Ciúme, inveja e ódio são sentimentos que existem desde os primórdios da civilização humana, estando a Bíblia repleta de exemplos. A inveja tem até traços físicos, como os pintados por Ovídio em As Metamorfoses, II: lábios lívidos, esquálidos e descarnados como um cão; seus olhos são vermelhos e não encara ninguém de frente. Aliás, a personificação da inveja teve como protótipo a figura da deusa Invídia. Veja a estória: a gananciosa Aglauro, filha do rei de Atenas, sentia grande ciúme de sua irmã Herse. Por isso, foi punida pela deusa Invídia e transformada em pedra mais tarde por Mercúrio. Todos conhecem a estória de Atreu e Tiestes, cujas trajetórias de traições e crimes preenchem uma lista enorme. Ainda jovens, mataram seu meio-irmão Crisipo. Adiante, Tiestes torna-se amante de sua cunhada, Aérope, levando o irmão Atreu a matar três filhos de Tiestes e a servi-los a ele numa bandeja. Para vingar-se, Tiestes, seguindo as instruções de um oráculo, emprenha a sua própria filha, gerando Egisto, que mais tarde viria a assassinar Atreu. A inveja entre irmãos é um dos temas bastante explorados pela Bíblia.
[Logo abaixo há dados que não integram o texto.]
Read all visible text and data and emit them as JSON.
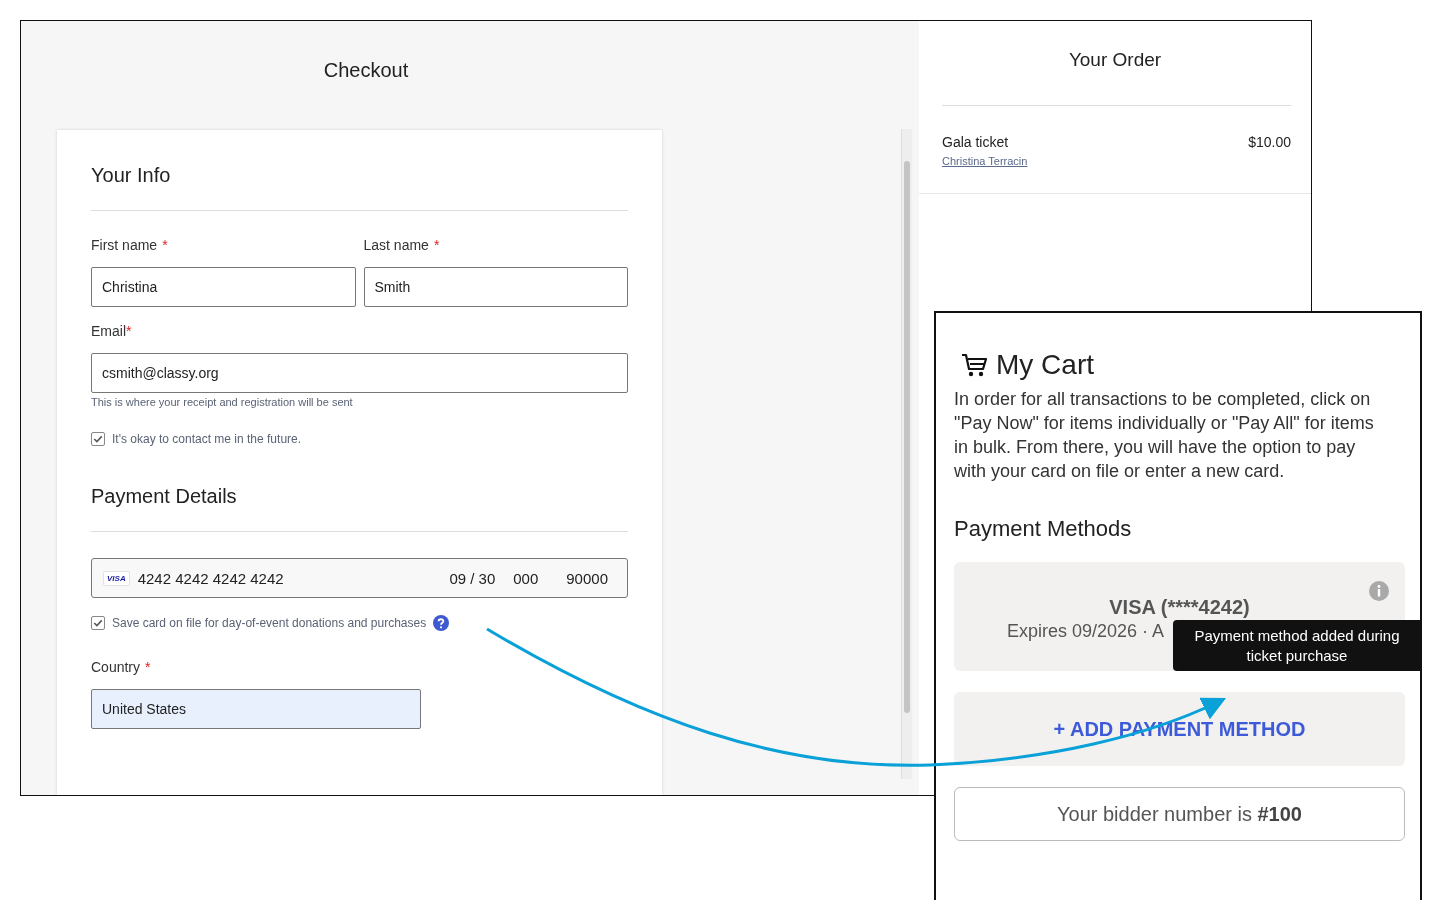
{
  "checkout": {
    "title": "Checkout",
    "info": {
      "heading": "Your Info",
      "first_name": {
        "label": "First name",
        "required_mark": "*",
        "value": "Christina"
      },
      "last_name": {
        "label": "Last name",
        "required_mark": "*",
        "value": "Smith"
      },
      "email": {
        "label": "Email",
        "required_mark": "*",
        "value": "csmith@classy.org",
        "hint": "This is where your receipt and registration will be sent"
      },
      "contact": {
        "label": "It's okay to contact me in the future.",
        "checked": true
      }
    },
    "payment": {
      "heading": "Payment Details",
      "card_brand": "VISA",
      "card_number": "4242 4242 4242 4242",
      "expiry": "09 / 30",
      "cvc": "000",
      "zip": "90000",
      "save_card": {
        "label": "Save card on file for day-of-event donations and purchases",
        "checked": true
      },
      "country": {
        "label": "Country",
        "required_mark": "*",
        "value": "United States"
      }
    }
  },
  "order": {
    "title": "Your Order",
    "items": [
      {
        "name": "Gala ticket",
        "attendee": "Christina Terracin",
        "price": "$10.00"
      }
    ]
  },
  "cart": {
    "title": "My Cart",
    "intro": "In order for all transactions to be completed, click on \"Pay Now\" for items individually or \"Pay All\" for items in bulk. From there, you will have the option to pay with your card on file or enter a new card.",
    "methods_heading": "Payment Methods",
    "methods": [
      {
        "title": "VISA (****4242)",
        "detail": "Expires 09/2026 · A"
      }
    ],
    "tooltip": "Payment method added during ticket purchase",
    "add_button": "+ ADD PAYMENT METHOD",
    "bidder": "Your bidder number is **#100**"
  }
}
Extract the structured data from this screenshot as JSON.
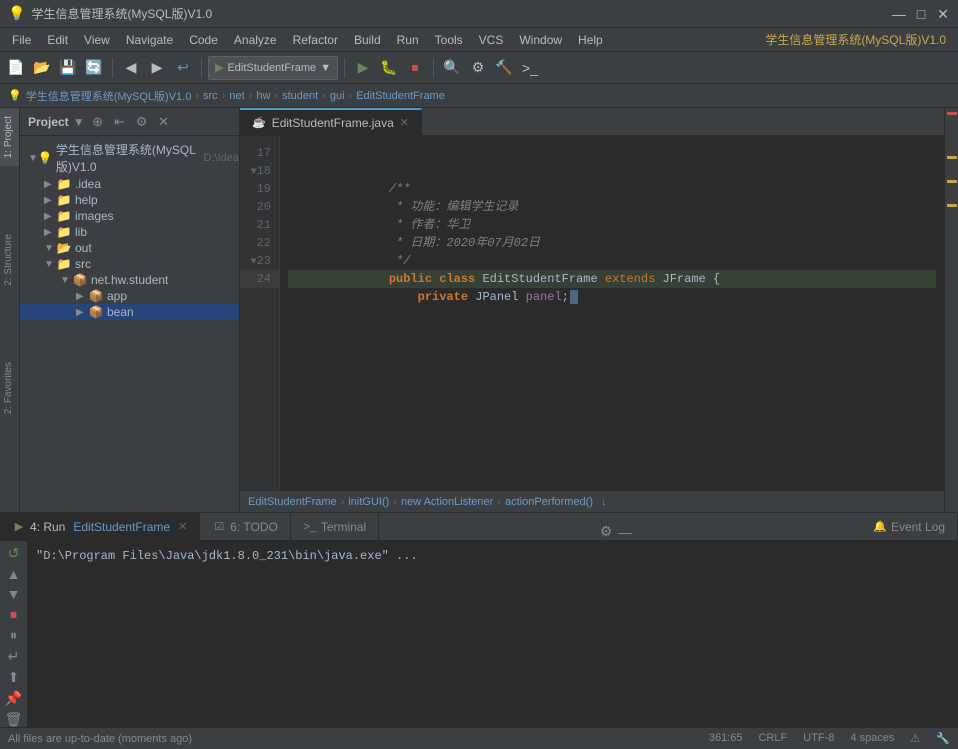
{
  "titlebar": {
    "title": "学生信息管理系统(MySQL版)V1.0",
    "full_title": "学生信息管理系统(MySQL版)V1.0",
    "controls": [
      "—",
      "□",
      "✕"
    ]
  },
  "menubar": {
    "items": [
      "File",
      "Edit",
      "View",
      "Navigate",
      "Code",
      "Analyze",
      "Refactor",
      "Build",
      "Run",
      "Tools",
      "VCS",
      "Window",
      "Help",
      "学生信息管理系统(MySQL版)V1.0"
    ]
  },
  "toolbar": {
    "dropdown_label": "EditStudentFrame",
    "dropdown_arrow": "▼"
  },
  "breadcrumb": {
    "items": [
      "学生信息管理系统(MySQL版)V1.0",
      "src",
      "net",
      "hw",
      "student",
      "gui",
      "EditStudentFrame"
    ]
  },
  "project_panel": {
    "title": "Project",
    "root": {
      "label": "学生信息管理系统(MySQL版)V1.0",
      "path": "D:\\Idea",
      "children": [
        {
          "label": ".idea",
          "type": "folder",
          "indent": 1
        },
        {
          "label": "help",
          "type": "folder",
          "indent": 1
        },
        {
          "label": "images",
          "type": "folder",
          "indent": 1
        },
        {
          "label": "lib",
          "type": "folder",
          "indent": 1
        },
        {
          "label": "out",
          "type": "folder",
          "indent": 1,
          "open": true
        },
        {
          "label": "src",
          "type": "folder",
          "indent": 1,
          "open": true,
          "children": [
            {
              "label": "net.hw.student",
              "type": "folder",
              "indent": 2,
              "open": true,
              "children": [
                {
                  "label": "app",
                  "type": "folder",
                  "indent": 3
                },
                {
                  "label": "bean",
                  "type": "folder",
                  "indent": 3,
                  "selected": true
                }
              ]
            }
          ]
        }
      ]
    }
  },
  "editor": {
    "tab_label": "EditStudentFrame.java",
    "lines": [
      {
        "num": "17",
        "content": ""
      },
      {
        "num": "18",
        "content": "    /**",
        "type": "comment"
      },
      {
        "num": "19",
        "content": "     * 功能：编辑学生记录",
        "type": "cn-comment"
      },
      {
        "num": "20",
        "content": "     * 作者：华卫",
        "type": "cn-comment"
      },
      {
        "num": "21",
        "content": "     * 日期：2020年07月02日",
        "type": "cn-comment"
      },
      {
        "num": "22",
        "content": "     */",
        "type": "comment"
      },
      {
        "num": "23",
        "content": "    public class EditStudentFrame extends JFrame {",
        "type": "code"
      },
      {
        "num": "24",
        "content": "        private JPanel panel;",
        "type": "code",
        "highlighted": true
      }
    ],
    "breadcrumb": "EditStudentFrame › initGUI() › new ActionListener › actionPerformed()"
  },
  "run_panel": {
    "tab_label": "EditStudentFrame",
    "output_line": "\"D:\\Program Files\\Java\\jdk1.8.0_231\\bin\\java.exe\" ..."
  },
  "bottom_tabs": [
    {
      "label": "4: Run",
      "icon": "▶",
      "active": true
    },
    {
      "label": "6: TODO",
      "icon": "☑",
      "active": false
    },
    {
      "label": "Terminal",
      "icon": ">_",
      "active": false
    },
    {
      "label": "Event Log",
      "icon": "🔔",
      "active": false
    }
  ],
  "statusbar": {
    "left": "All files are up-to-date (moments ago)",
    "position": "361:65",
    "crlf": "CRLF",
    "encoding": "UTF-8",
    "indent": "4 spaces"
  }
}
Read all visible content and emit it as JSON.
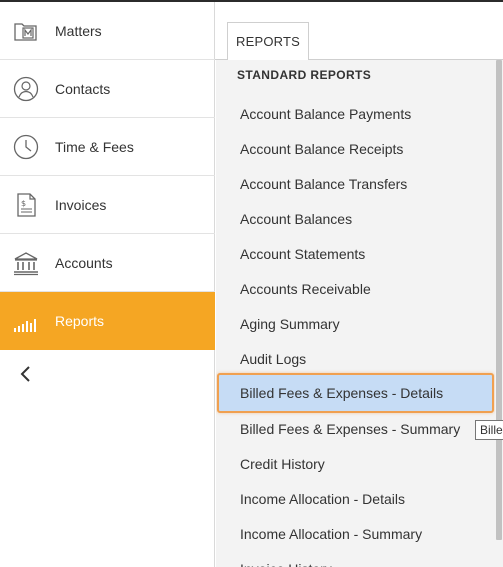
{
  "sidebar": {
    "items": [
      {
        "label": "Matters",
        "icon": "matters-icon"
      },
      {
        "label": "Contacts",
        "icon": "contacts-icon"
      },
      {
        "label": "Time & Fees",
        "icon": "clock-icon"
      },
      {
        "label": "Invoices",
        "icon": "invoice-icon"
      },
      {
        "label": "Accounts",
        "icon": "bank-icon"
      },
      {
        "label": "Reports",
        "icon": "bar-chart-icon",
        "active": true
      }
    ],
    "collapse_icon": "chevron-left-icon"
  },
  "tabs": [
    {
      "label": "REPORTS",
      "active": true
    }
  ],
  "panel": {
    "header": "STANDARD REPORTS",
    "items": [
      "Account Balance Payments",
      "Account Balance Receipts",
      "Account Balance Transfers",
      "Account Balances",
      "Account Statements",
      "Accounts Receivable",
      "Aging Summary",
      "Audit Logs",
      "Billed Fees & Expenses - Details",
      "Billed Fees & Expenses - Summary",
      "Credit History",
      "Income Allocation - Details",
      "Income Allocation - Summary",
      "Invoice History"
    ],
    "selected_item": "Billed Fees & Expenses - Details"
  },
  "tooltip": {
    "text": "Billed"
  },
  "colors": {
    "accent": "#f5a623",
    "selection": "#c6dcf5",
    "selection_border": "#f0a050",
    "panel_bg": "#f3f3f3"
  }
}
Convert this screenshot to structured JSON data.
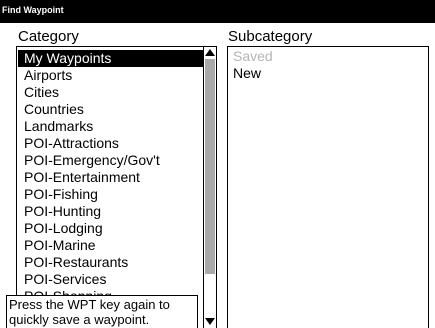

Nos Livros Históricos – 2º Livro de Samuel - está a história dos filhos de Davi, Absalão, Amnon e Tamar. Absalão revoltou-se com a atitude de Amnon que, num ato insano, estuprou a própria irmã, Tamar. Isto fez com que Absalão armasse uma emboscada e matasse Amnon. Mas há quem diga que, independentemente deste fato, muito antes, havia uma briga de foice entre os dois envolvendo o criatório de ovelhas. No Livro dos Juízes, Abimeleque, para se tornar rei, mata os seus setenta irmãos de uma só vez. Enfim, o caso de Caim, que matou o irmão Abel, episódio bastante conhecido de todos.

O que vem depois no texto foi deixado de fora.